Perinatal parvoviral infection causes necrotizing myocarditis in puppies, which results in acute high mortality or progressive cardiac injury. While widespread vaccination has dramatically curtailed the epidemic of canine parvoviral myocarditis, we hypothesized that canine parvovirus 2 (CPV-2) myocardial infection is an underrecognized cause of myocarditis, cardiac damage, and/or repair by fibrosis in young dogs. In this retrospective study, DNA was extracted from formalin-fixed, paraffin-embedded tissues from 40 cases and 41 control dogs under 2 years of age from 2007 to 2015. Cases had a diagnosis of myocardial necrosis, inflammation, or fibrosis, while age-matched controls lacked myocardial lesions. Conventional polymerase chain reaction (PCR) and sequencing targeting the VP1 to VP2 region detected CPV-2 in 12 of 40 cases (30%; 95% confidence interval [CI], 18%-45%) and 2 of 41 controls (5%; 95% CI, 0.1%-16%). Detection of CPV-2 DNA in the myocardium was significantly associated with myocardial lesions ( P = .003). Reverse transcription quantitative PCR amplifying VP2 identified viral messenger RNA in 12 of 12 PCR-positive cases and 2 of 2 controls. PCR results were confirmed by in situ hybridization, which identified parvoviral DNA in cardiomyocytes and occasionally macrophages of juvenile and young adult dogs (median age 61 days). Myocardial CPV-2 was identified in juveniles with minimal myocarditis and CPV-2 enteritis, which may indicate a longer window of cardiac susceptibility to myocarditis than previously reported. CPV-2 was also detected in dogs with severe myocardial fibrosis with in situ hybridization signal localized to cardiomyocytes, suggesting prior myocardial damage by CPV-2. Despite the frequency of vaccination, these findings suggest that CPV-2 remains an important cause of myocardial damage in dogs.
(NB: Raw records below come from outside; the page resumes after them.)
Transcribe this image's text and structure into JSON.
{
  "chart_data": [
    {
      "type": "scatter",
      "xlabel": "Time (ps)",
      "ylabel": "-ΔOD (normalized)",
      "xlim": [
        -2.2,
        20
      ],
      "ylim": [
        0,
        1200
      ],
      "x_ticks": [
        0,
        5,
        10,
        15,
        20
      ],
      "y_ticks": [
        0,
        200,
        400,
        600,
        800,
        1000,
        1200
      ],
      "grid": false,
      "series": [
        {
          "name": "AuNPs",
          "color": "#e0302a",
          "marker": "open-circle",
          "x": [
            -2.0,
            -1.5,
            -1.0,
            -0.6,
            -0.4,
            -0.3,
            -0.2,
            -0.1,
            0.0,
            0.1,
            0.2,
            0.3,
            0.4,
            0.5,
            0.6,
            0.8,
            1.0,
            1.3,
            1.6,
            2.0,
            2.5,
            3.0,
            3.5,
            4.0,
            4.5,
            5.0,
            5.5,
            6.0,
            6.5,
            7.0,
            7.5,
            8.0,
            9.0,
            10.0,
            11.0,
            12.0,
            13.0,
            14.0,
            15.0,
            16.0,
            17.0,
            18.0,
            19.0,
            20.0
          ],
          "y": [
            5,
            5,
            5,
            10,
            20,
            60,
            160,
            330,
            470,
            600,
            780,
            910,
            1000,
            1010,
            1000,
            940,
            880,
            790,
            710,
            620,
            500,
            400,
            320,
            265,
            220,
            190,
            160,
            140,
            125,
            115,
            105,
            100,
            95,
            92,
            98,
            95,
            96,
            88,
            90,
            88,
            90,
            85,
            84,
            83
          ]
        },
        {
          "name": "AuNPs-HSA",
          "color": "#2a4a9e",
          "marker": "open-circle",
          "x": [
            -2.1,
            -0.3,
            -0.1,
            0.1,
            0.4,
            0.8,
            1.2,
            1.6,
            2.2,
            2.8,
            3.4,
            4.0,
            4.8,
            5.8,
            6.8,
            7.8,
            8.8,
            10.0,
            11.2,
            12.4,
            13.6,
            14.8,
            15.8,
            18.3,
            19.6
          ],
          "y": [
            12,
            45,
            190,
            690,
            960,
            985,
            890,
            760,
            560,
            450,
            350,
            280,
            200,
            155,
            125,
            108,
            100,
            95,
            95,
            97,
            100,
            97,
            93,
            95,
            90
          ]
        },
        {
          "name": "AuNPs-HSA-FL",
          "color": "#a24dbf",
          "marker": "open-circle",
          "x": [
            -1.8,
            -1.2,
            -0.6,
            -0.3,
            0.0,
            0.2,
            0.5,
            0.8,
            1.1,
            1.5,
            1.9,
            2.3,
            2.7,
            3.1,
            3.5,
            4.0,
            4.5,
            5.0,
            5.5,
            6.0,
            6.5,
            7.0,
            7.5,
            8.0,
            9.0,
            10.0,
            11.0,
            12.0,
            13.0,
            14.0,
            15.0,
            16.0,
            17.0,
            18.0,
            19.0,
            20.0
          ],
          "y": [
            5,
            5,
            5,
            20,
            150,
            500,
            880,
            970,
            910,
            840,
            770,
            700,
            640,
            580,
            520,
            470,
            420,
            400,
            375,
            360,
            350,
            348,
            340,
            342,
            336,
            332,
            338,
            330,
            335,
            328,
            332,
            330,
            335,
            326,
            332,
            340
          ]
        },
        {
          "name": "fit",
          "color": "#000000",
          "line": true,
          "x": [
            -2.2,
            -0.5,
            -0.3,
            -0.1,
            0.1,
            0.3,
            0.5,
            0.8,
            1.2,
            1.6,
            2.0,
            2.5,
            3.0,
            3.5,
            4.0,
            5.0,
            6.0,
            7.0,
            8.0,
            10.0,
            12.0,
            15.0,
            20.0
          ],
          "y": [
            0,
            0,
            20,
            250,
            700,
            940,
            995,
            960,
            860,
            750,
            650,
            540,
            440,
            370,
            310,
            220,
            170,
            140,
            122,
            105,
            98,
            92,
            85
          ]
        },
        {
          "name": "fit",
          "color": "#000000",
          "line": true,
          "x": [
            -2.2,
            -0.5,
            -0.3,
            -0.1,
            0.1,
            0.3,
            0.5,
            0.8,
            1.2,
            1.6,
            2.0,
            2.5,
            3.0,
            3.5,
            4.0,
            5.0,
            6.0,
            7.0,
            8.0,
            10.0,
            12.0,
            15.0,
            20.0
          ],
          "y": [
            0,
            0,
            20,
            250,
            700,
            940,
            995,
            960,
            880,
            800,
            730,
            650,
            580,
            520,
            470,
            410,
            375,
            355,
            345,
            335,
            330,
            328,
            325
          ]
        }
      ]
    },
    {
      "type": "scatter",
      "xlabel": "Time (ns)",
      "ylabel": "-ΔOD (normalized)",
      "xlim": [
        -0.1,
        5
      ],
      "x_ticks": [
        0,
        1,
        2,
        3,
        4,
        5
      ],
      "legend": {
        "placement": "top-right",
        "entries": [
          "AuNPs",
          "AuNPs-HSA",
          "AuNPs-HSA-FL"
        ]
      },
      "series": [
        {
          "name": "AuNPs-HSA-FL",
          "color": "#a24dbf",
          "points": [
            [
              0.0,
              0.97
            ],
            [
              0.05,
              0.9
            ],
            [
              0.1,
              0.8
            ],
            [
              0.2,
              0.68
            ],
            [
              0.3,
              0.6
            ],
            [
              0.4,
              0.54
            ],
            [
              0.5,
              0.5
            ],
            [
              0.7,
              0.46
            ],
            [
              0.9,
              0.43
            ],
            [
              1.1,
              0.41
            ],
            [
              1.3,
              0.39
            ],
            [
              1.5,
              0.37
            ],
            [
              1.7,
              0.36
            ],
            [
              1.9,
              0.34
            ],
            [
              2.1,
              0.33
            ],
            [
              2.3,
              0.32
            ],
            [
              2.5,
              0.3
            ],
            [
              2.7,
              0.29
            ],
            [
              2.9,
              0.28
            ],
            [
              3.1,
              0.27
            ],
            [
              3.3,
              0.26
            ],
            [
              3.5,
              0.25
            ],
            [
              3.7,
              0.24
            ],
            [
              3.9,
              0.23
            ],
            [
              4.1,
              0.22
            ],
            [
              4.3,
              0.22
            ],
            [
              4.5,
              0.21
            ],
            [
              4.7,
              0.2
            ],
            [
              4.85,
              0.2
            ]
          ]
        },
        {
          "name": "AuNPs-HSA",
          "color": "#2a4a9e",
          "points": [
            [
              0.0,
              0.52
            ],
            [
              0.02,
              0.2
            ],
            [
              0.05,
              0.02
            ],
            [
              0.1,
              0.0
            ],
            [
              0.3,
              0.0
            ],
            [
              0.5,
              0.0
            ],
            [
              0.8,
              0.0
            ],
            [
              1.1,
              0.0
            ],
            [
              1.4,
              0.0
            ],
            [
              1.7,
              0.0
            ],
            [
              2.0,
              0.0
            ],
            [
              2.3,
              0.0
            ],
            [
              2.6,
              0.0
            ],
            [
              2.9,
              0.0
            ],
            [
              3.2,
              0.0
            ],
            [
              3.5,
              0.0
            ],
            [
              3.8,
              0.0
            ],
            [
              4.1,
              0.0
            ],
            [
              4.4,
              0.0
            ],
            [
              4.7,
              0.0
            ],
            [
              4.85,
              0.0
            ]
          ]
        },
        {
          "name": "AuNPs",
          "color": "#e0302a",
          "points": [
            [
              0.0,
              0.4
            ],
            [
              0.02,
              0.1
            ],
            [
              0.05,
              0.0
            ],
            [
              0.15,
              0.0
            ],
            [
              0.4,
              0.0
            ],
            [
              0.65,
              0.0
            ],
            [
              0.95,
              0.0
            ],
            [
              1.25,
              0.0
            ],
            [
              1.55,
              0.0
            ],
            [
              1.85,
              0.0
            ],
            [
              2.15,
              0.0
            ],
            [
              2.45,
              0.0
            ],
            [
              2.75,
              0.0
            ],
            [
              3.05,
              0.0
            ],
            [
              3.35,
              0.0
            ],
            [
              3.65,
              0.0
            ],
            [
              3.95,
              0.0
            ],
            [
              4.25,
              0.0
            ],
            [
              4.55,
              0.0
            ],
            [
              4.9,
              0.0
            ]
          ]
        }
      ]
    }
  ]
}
Feline Panleukopenia Virus Is Not Associated With Myocarditis or Endomyocardial Restrictive Cardiomyopathy in Cats.

Canine parvovirus-2 (CPV-2) is nearly indistinguishable from feline panleukopenia virus (FPV) and is a well-known cause of viral myocarditis in young puppies; however, it is not known whether either FPV or CPV-2 naturally infects feline cardiomyocytes and causes myocarditis. Endomyocarditis (EMC) and left ventricular endomyocardial fibrosis (LVEF), clinically known as "endomyocardial restrictive cardiomyopathy," are important feline heart diseases suspected to have an infectious etiology. A continuum is suggested with EMC representing the acute reaction to an unknown infectious agent and LVEF the chronic manifestation of repair. The purpose of this study was to determine (1) whether there is natural parvovirus infection of the feline myocardium and (2) whether parvoviral infection is associated with feline EMC and/or LVEF. In a retrospective study, polymerase chain reaction and sequencing for the parvovirus VP1/2 gene was performed on archived heart tissue from cats with endomyocardial disease and controls. Similar methods were used prospectively on myocardial tissues from shelter-source kittens. Although 8 of 36 (22%; 95% confidence interval [CI], 11%-40%) shelter kittens had parvoviral DNA in myocardial tissue, VP1/2 DNA was not detected in 33 adult cases or 34 controls (95% CI, 0% to ∼11%). These findings were confirmed by in situ hybridization: adult cats did not have detectable parvovirus DNA, although rare intranuclear signal was confirmed in 7 of 8 shelter-source kittens. In kittens, parvovirus was not significantly associated with myocarditis, and in situ hybridization signal did not colocalize with inflammation. Although infection of cardiomyocytes was demonstrated in kittens, these data do not support a role for parvovirus in EMC-LVEF.